Two large arrays of solar panels sit atop Cape Air buildings beside the Barnstable Municipal Airport in Hyannis, pioneering projects in decentralized, renewable energy.
Cape Air’s headquarters now generates as much electricity as it uses on an annual basis, made possible not just by solar panels but by an aggressive effort to renovate, insulate, and “green” the buildings. Employee incentives also are offered by the company to use less electricity at home; every employee has been given three energy-saving light bulbs, and the remarkable truth is that if each of them replaces an old-fashioned light bulb four hours a day, the savings equal the amount of electricity created by the solar panels on the hangar’s roof.
The company also has invested in engine modifications for its fleet of 70-plus planes, saving hundreds of thousands of gallons of fuel while optimizing safe operations. These and other innovations have earned Cape Air an EPA award for environmental initiatives.
In his first term in the Senate, Dan strongly supported successful efforts to raise the net metering cap, a guaranteed increase in the amount of electricity generated from homes and businesses that utilities must accept and credit. This helps ensure that new solar and wind projects will have necessary financial incentives.
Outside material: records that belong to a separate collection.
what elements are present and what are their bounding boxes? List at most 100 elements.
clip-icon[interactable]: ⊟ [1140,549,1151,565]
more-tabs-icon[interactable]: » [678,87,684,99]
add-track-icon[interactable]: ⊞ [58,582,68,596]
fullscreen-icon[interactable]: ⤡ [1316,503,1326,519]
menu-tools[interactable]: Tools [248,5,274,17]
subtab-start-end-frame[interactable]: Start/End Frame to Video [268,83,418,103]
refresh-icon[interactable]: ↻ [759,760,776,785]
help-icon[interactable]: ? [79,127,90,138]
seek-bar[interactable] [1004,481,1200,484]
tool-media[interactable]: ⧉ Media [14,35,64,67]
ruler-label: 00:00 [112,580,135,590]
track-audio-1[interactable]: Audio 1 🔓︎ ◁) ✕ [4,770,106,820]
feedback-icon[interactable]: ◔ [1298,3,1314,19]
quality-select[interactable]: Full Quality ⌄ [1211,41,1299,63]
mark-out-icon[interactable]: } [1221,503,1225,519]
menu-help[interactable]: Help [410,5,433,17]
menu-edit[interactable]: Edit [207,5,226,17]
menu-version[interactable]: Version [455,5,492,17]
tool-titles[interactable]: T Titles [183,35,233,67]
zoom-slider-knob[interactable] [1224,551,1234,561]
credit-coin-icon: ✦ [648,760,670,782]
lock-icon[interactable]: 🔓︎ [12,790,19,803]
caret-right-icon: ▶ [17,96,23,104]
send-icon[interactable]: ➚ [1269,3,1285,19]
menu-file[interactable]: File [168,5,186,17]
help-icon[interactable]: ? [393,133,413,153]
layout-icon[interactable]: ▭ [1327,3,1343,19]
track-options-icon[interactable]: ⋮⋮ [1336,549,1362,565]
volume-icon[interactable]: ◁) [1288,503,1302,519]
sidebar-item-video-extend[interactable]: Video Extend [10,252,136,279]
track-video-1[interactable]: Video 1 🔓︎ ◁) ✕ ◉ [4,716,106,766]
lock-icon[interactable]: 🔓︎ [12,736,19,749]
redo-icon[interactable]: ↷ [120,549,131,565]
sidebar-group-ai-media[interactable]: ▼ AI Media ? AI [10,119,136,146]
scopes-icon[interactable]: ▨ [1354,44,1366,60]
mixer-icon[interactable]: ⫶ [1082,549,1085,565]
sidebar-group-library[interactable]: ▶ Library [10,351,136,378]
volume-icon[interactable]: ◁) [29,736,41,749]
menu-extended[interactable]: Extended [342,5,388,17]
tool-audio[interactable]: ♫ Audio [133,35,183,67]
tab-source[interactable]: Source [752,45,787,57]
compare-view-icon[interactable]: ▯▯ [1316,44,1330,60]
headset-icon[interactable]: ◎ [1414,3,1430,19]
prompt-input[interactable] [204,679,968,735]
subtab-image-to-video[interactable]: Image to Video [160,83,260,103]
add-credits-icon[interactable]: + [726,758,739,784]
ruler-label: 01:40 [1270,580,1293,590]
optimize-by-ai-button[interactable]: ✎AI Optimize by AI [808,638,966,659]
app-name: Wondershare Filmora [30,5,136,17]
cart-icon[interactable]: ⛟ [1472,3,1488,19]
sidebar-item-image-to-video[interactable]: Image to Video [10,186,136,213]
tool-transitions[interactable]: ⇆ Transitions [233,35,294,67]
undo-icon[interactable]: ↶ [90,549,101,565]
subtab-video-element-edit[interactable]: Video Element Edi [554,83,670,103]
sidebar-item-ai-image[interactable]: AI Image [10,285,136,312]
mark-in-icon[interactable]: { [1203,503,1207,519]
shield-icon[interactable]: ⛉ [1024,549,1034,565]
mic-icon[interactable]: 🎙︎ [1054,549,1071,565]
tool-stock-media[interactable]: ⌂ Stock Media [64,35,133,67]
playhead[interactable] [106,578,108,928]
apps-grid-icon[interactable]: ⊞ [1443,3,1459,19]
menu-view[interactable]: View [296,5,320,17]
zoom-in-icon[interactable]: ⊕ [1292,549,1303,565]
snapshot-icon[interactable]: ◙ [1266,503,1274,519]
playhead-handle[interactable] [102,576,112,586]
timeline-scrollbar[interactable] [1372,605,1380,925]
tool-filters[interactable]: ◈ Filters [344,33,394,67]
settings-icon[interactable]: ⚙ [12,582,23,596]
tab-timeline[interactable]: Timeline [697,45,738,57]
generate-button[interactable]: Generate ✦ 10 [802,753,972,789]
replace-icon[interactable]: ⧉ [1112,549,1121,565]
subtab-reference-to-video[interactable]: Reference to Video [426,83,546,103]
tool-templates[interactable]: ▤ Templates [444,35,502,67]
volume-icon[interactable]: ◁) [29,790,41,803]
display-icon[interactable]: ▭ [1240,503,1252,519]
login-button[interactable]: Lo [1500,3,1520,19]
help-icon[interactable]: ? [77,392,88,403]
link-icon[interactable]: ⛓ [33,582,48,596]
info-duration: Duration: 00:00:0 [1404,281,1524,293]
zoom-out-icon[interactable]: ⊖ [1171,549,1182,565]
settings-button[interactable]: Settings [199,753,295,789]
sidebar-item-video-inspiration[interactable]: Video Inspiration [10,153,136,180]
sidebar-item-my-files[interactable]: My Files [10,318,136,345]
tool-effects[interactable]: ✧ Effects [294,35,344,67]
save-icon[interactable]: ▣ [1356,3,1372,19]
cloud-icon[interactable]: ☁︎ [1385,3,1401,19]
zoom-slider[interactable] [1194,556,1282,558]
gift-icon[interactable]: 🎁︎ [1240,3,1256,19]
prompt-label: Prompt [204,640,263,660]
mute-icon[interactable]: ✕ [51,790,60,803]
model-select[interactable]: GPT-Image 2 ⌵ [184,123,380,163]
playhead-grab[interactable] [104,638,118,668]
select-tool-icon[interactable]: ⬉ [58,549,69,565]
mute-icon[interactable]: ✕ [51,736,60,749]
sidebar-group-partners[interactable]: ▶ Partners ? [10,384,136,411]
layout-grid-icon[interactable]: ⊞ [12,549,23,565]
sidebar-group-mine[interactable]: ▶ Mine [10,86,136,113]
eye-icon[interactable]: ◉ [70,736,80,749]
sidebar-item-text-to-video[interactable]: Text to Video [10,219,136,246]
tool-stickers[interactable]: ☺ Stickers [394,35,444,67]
He also has expressed strong concern about the operation and future of the Pilgrim Nuclear Power Station in Plymouth. While the risk of accident is low, the impact of an event would be catastrophic. He urged the Nuclear Regulatory Commission not to re-license the 40-year-old plant for another 20 years until ongoing concerns about spent fuel rod storage, evacuation planning for the Cape and Islands, and aging infrastructure are addressed. Utility officials indicate that electricity generated by Pilgrim is not necessary to supply the region’s needs; Dan believes that we should see nuclear power as a bridge technology with a finite lifespan, and begin planning a transition for approximately 600 workers at the plant to new jobs as we move to shut down the facility.
Big picture, energy production, distribution and consumption need to be driven by public interest rather than investor prerogatives and short-term profit. Distributed solar power is an example of a community-rooted model of energy production that also drives job creation and small business growth. Major offshore wind development (much farther offshore than the Cape Wind project) is now in the planning stages – state and federal estimates say that a single potential wind farm area roughly 20 miles off the coast could produce enough electricity to power 1.7 million Massachusetts homes, with minimal visual impact and little if any harm to commercial fishing. The process to decide who develops this resource needs to give priority to companies locally owned and community focused.
Given that our utilities are mainly investor-owned, the appropriate regulatory role is to insist that public interest remains a primary objective, both in terms of fair rates and corporate responsiveness. From boardroom to executive offices to storm response, investor-owned utilities need to be held accountable. Dan has suggested, not really joking, that CEOs of our public utilities should accept salaries identical to the salary of the President of the United States, then take the difference between that, and what they make now, and hire additional frontline crews and workers to serve our communities.
During his first campaign, Dan established a goal for the Cape and Islands to be electricity-neutral in 20 years – the region should generate as much electricity as it consumes, using solar, wind, smart renovation and conservation. He believes we can build on the excellent work done by the Patrick administration and fulfill a similar goal for the Commonwealth.